Biden devrait-il gracier Trump?
Il y a déjà plusieurs mois que des observateurs ont soulevé la question, mais l’inculpation du 45e président la semaine dernière a relancé le débat. Doit-on laisser la justice suivre son cours, en risquant au passage de déchirer la nation, ou devrait-on plutôt envisager un pardon?
Les partisans du pardon
Les férus d’histoire se rappellent probablement que Gerald Ford avait opté pour un pardon présidentiel le 8 septembre 1974. Évoquant une véritable tragédie, il doutait que son prédécesseur puisse jouir de la présomption d’innocence et d’un procès juste.
Plutôt que de laisser ses concitoyens s’entre-déchirer pendant un processus long et douloureux, il jugeait plus sage de regarder vers l’avenir en assurant la tranquillité à son pays (sa déclaration est ici).
La décision de Ford avait été dénoncée vivement par des journalistes, des politiciens et des citoyens, mais avec le recul, la majorité des opposants considèrent maintenant que le pardon accordé à Nixon constituait la meilleure option.
En 2023, ceux et celles qui considèrent un pardon pour Trump ne sont pas forcément des partisans du 45e président.

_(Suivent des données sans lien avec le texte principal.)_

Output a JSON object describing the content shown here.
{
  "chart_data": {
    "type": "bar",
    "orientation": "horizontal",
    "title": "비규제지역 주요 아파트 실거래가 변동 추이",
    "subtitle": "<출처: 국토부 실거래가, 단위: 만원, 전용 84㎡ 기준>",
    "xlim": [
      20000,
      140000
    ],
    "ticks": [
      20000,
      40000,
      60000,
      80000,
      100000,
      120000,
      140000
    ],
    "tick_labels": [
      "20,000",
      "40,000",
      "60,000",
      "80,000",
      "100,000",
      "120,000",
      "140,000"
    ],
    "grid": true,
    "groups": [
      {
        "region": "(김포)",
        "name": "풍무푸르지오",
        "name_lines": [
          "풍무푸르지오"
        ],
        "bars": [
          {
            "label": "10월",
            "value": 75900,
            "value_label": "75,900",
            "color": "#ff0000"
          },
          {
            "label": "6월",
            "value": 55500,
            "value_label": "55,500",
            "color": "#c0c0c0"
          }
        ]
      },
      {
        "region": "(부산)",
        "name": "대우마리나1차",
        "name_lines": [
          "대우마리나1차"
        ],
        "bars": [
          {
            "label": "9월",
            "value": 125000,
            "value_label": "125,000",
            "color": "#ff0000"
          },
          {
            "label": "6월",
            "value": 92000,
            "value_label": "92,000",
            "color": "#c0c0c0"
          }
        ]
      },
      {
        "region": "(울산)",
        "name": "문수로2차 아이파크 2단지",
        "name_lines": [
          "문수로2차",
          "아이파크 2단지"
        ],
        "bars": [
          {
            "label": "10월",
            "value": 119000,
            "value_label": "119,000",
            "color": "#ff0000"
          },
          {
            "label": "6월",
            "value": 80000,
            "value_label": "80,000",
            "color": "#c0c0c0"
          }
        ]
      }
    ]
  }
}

Un peu à l’image de Ford, ils et elles souhaitent éviter le pire. Leurs craintes sont amplifiées par la nature de Trump. Ce dernier semble aimer le chaos, il y est dans son élément.
Si on imagine plusieurs accusations après celles de New York, les partisans du pardon envisagent de très longues procédures judiciaires pendant lesquelles le cirque des 5-6 dernières années se poursuivrait. Ultimement, même un verdict de culpabilité ne changerait rien aux perceptions et la division demeurerait tout aussi profonde.
En opposition au pardon
Si j’ai bien lu tout ce qui se rattache à la décision de Ford et que j’ai bien noté qu’avec un peu de perspective ses opposants de 1974 ont changé d’opinion, je me rallie malgré tout à ceux et celles qui s’opposent à un geste d’ouverture de Biden.
Je pourrais résumer simplement l’argumentaire en affirmant que Trump n’est pas Nixon et que Biden n’est pas Ford. S’il est vrai que ce qu’on reprochait à Nixon était grave, en 2023 ce sont les fondements du système qu’il faut préserver. Ce que Biden lui-même appelait l’âme du pays.
Gracier Trump alors que pour une rare fois dans sa vie il est confronté aux retombées de ses propos et de ses magouilles m’apparaît contre-productif. Alors que les citoyens ont souvent l’impression que les lois ne s’appliquent pas aux riches et aux nantis, on enverrait un bien mauvais signal.
Plus important encore, de nombreux fanatiques, des représentants de l’extrême droite et des fascistes ont trouvé dans le 45e président un meneur providentiel. Eux qui se cachaient encore avant 2016, œuvrent maintenant en plein jour et noyautent le mouvement conservateur. Vous croyez qu’un pardon calmerait leurs ardeurs?
Si vous êtes de ceux et celles qui croient que les dernières années ont constitué un cauchemar pour les États-Unis, un pardon n’y changerait rien, il le prolongerait.